O quarto ponto é: quem paga a conta? Fala-se que o auxílio é uma questão de solidariedade social. Isso pressupõe que uma parte da sociedade pague pela ajuda aos mais afetados.

Até agora optamos por jogar o custo nas crianças e nos jovens. Além de serem os grandes prejudicados pela pandemia, devido à paralisação das escolas, são eles que terão que pagar uma dívida mais alta no futuro, dispondo de menor escolaridade e, portanto, menor capacidade de gerar renda.
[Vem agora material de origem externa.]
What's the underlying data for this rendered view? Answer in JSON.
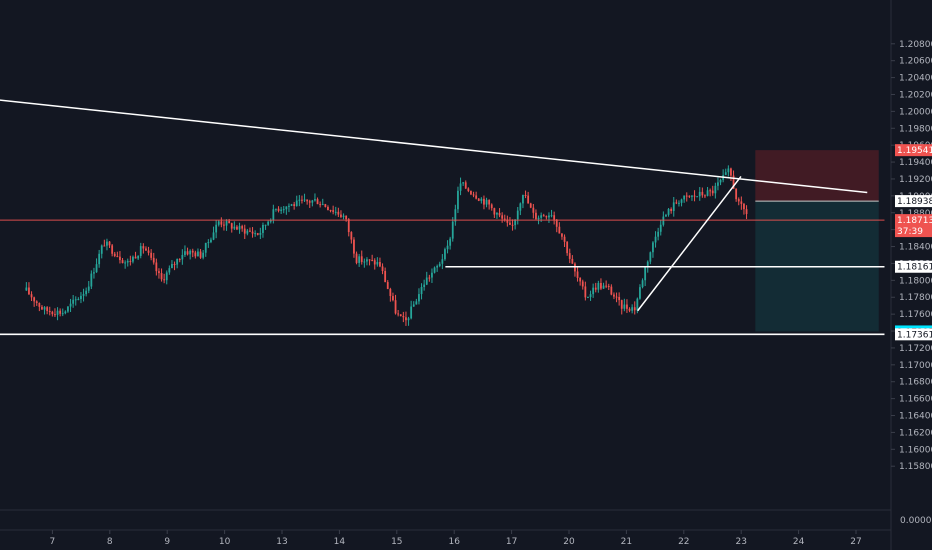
{
  "chart_data": {
    "type": "candlestick",
    "title": "",
    "xlabel": "",
    "ylabel": "",
    "grid": false,
    "colors": {
      "background": "#131722",
      "up": "#26a69a",
      "down": "#ef5350",
      "text": "#b2b5be",
      "line": "#ffffff",
      "current_price_line": "#ef5350",
      "risk_zone": "#4a1c24",
      "reward_zone": "#143038",
      "target_tag": "#00e5ff",
      "stop_tag": "#ef5350",
      "separator": "#2a2e39"
    },
    "y_axis": {
      "min": 1.154,
      "max": 1.212,
      "ticks": [
        "1.20800",
        "1.20600",
        "1.20400",
        "1.20200",
        "1.20000",
        "1.19800",
        "1.19600",
        "1.19400",
        "1.19200",
        "1.19000",
        "1.18800",
        "1.18600",
        "1.18400",
        "1.18200",
        "1.18000",
        "1.17800",
        "1.17600",
        "1.17400",
        "1.17200",
        "1.17000",
        "1.16800",
        "1.16600",
        "1.16400",
        "1.16200",
        "1.16000",
        "1.15800"
      ]
    },
    "x_axis": {
      "ticks": [
        {
          "label": "7",
          "day": 1
        },
        {
          "label": "8",
          "day": 2
        },
        {
          "label": "9",
          "day": 3
        },
        {
          "label": "10",
          "day": 4
        },
        {
          "label": "13",
          "day": 5
        },
        {
          "label": "14",
          "day": 6
        },
        {
          "label": "15",
          "day": 7
        },
        {
          "label": "16",
          "day": 8
        },
        {
          "label": "17",
          "day": 9
        },
        {
          "label": "20",
          "day": 10
        },
        {
          "label": "21",
          "day": 11
        },
        {
          "label": "22",
          "day": 12
        },
        {
          "label": "23",
          "day": 13
        },
        {
          "label": "24",
          "day": 14
        },
        {
          "label": "27",
          "day": 15
        }
      ]
    },
    "path_points": [
      {
        "day": 0.25,
        "price": 1.1788
      },
      {
        "day": 0.55,
        "price": 1.1765
      },
      {
        "day": 0.9,
        "price": 1.1762
      },
      {
        "day": 1.3,
        "price": 1.179
      },
      {
        "day": 1.6,
        "price": 1.1845
      },
      {
        "day": 2.0,
        "price": 1.182
      },
      {
        "day": 2.3,
        "price": 1.184
      },
      {
        "day": 2.6,
        "price": 1.18
      },
      {
        "day": 3.0,
        "price": 1.1835
      },
      {
        "day": 3.3,
        "price": 1.183
      },
      {
        "day": 3.6,
        "price": 1.187
      },
      {
        "day": 4.0,
        "price": 1.186
      },
      {
        "day": 4.3,
        "price": 1.1855
      },
      {
        "day": 4.6,
        "price": 1.1885
      },
      {
        "day": 4.9,
        "price": 1.189
      },
      {
        "day": 5.3,
        "price": 1.1895
      },
      {
        "day": 5.8,
        "price": 1.1875
      },
      {
        "day": 6.0,
        "price": 1.1825
      },
      {
        "day": 6.4,
        "price": 1.182
      },
      {
        "day": 6.7,
        "price": 1.176
      },
      {
        "day": 6.85,
        "price": 1.175
      },
      {
        "day": 7.2,
        "price": 1.18
      },
      {
        "day": 7.4,
        "price": 1.1815
      },
      {
        "day": 7.6,
        "price": 1.184
      },
      {
        "day": 7.8,
        "price": 1.1915
      },
      {
        "day": 8.0,
        "price": 1.1905
      },
      {
        "day": 8.3,
        "price": 1.189
      },
      {
        "day": 8.5,
        "price": 1.1875
      },
      {
        "day": 8.7,
        "price": 1.186
      },
      {
        "day": 8.9,
        "price": 1.1905
      },
      {
        "day": 9.1,
        "price": 1.1875
      },
      {
        "day": 9.4,
        "price": 1.188
      },
      {
        "day": 9.6,
        "price": 1.185
      },
      {
        "day": 9.8,
        "price": 1.181
      },
      {
        "day": 10.0,
        "price": 1.178
      },
      {
        "day": 10.2,
        "price": 1.1795
      },
      {
        "day": 10.4,
        "price": 1.179
      },
      {
        "day": 10.6,
        "price": 1.177
      },
      {
        "day": 10.85,
        "price": 1.1767
      },
      {
        "day": 11.05,
        "price": 1.182
      },
      {
        "day": 11.3,
        "price": 1.187
      },
      {
        "day": 11.6,
        "price": 1.1895
      },
      {
        "day": 11.9,
        "price": 1.19
      },
      {
        "day": 12.2,
        "price": 1.1905
      },
      {
        "day": 12.5,
        "price": 1.193
      },
      {
        "day": 12.65,
        "price": 1.189
      },
      {
        "day": 12.8,
        "price": 1.188
      }
    ],
    "trendlines": [
      {
        "name": "descending-trendline",
        "from": {
          "day": -0.3,
          "price": 1.2014
        },
        "to": {
          "day": 14.9,
          "price": 1.1904
        }
      },
      {
        "name": "rising-trendline",
        "from": {
          "day": 10.9,
          "price": 1.1764
        },
        "to": {
          "day": 12.7,
          "price": 1.1923
        }
      }
    ],
    "levels": [
      {
        "name": "resistance-level-118161",
        "price": 1.18161,
        "from_day": 7.55,
        "to_day": 15.2
      },
      {
        "name": "support-level-117361",
        "price": 1.17361,
        "from_day": -0.3,
        "to_day": 15.2
      },
      {
        "name": "current-price-line",
        "price": 1.18713,
        "from_day": -0.3,
        "to_day": 15.2
      }
    ],
    "position": {
      "from_day": 12.95,
      "to_day": 15.1,
      "stop": 1.19541,
      "entry": 1.18938,
      "target": 1.17395
    },
    "price_tags": [
      {
        "name": "stop-price-tag",
        "label": "1.19541",
        "price": 1.19541,
        "style": "red"
      },
      {
        "name": "entry-price-tag",
        "label": "1.18938",
        "price": 1.18938,
        "style": "light"
      },
      {
        "name": "current-price-tag",
        "label": "1.18713",
        "price": 1.18713,
        "style": "red"
      },
      {
        "name": "countdown-tag",
        "label": "37:39",
        "price": 1.18583,
        "style": "red"
      },
      {
        "name": "level-price-tag",
        "label": "1.18161",
        "price": 1.18161,
        "style": "light"
      },
      {
        "name": "target-price-tag",
        "label": "1.17395",
        "price": 1.17395,
        "style": "cyan"
      },
      {
        "name": "support-price-tag",
        "label": "1.17361",
        "price": 1.17361,
        "style": "light"
      }
    ],
    "lower_pane": {
      "tick": "0.00000"
    }
  }
}
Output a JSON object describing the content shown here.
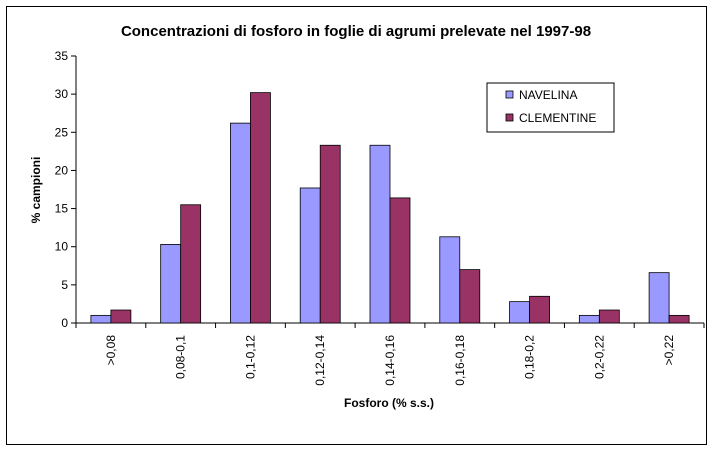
{
  "chart_data": {
    "type": "bar",
    "title": "Concentrazioni di fosforo in foglie di agrumi prelevate nel 1997-98",
    "xlabel": "Fosforo (% s.s.)",
    "ylabel": "% campioni",
    "ylim": [
      0,
      35
    ],
    "yticks": [
      0,
      5,
      10,
      15,
      20,
      25,
      30,
      35
    ],
    "categories": [
      ">0,08",
      "0,08-0,1",
      "0,1-0,12",
      "0,12-0,14",
      "0,14-0,16",
      "0,16-0,18",
      "0,18-0,2",
      "0,2-0,22",
      ">0,22"
    ],
    "series": [
      {
        "name": "NAVELINA",
        "color": "#9999ff",
        "values": [
          1.0,
          10.3,
          26.2,
          17.7,
          23.3,
          11.3,
          2.8,
          1.0,
          6.6
        ]
      },
      {
        "name": "CLEMENTINE",
        "color": "#993366",
        "values": [
          1.7,
          15.5,
          30.2,
          23.3,
          16.4,
          7.0,
          3.5,
          1.7,
          1.0
        ]
      }
    ],
    "grid": false,
    "legend": "top-right"
  }
}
Auxílio emergencial financiado por dívida pública não é solidariedade social. É empurrar covardemente o custo para quem não pode se defender, seja porque não vota, seja porque ainda não nasceu. Eventual novo auxílio precisa ser custeado por redução imediata de outras despesas públicas, que beneficiem quem não perdeu renda durante a pandemia.

Nestes dias surgiu um argumento curioso, segundo o qual temos espaço para aumentar a dívida porque não se realizou a desastrosa previsão de ela não chegar a 97% do PIB, ficando em “apenas” 89%. Mas 89% do PIB já é muito alto, e a melhoria da estatística se deve principalmente à revisão do PIB de anos anteriores e ao aumento da inflação, e não a progressos fiscais.

Ademais, o problema principal não é apenas o nível, mas a trajetória da dívida. Os juros pagos pelo Tesouro (no mínimo 3% ao ano) superam nosso potencial de crescimento do PIB (no máximo 2% ao ano). Nesse contexto, expandir gastos e déficit primário acentuará a trajetória de crescimento da dívida.

O vigor com que se defende a prorrogação do auxílio deveria ser usado, também, para fazer avançar reformas fiscais que distribuam o custo dessa política de forma justa, mediante redução de despesas. Colocar tudo na conta da dívida pública é a velha prática populista de propagandear os benefícios e esconder os custos.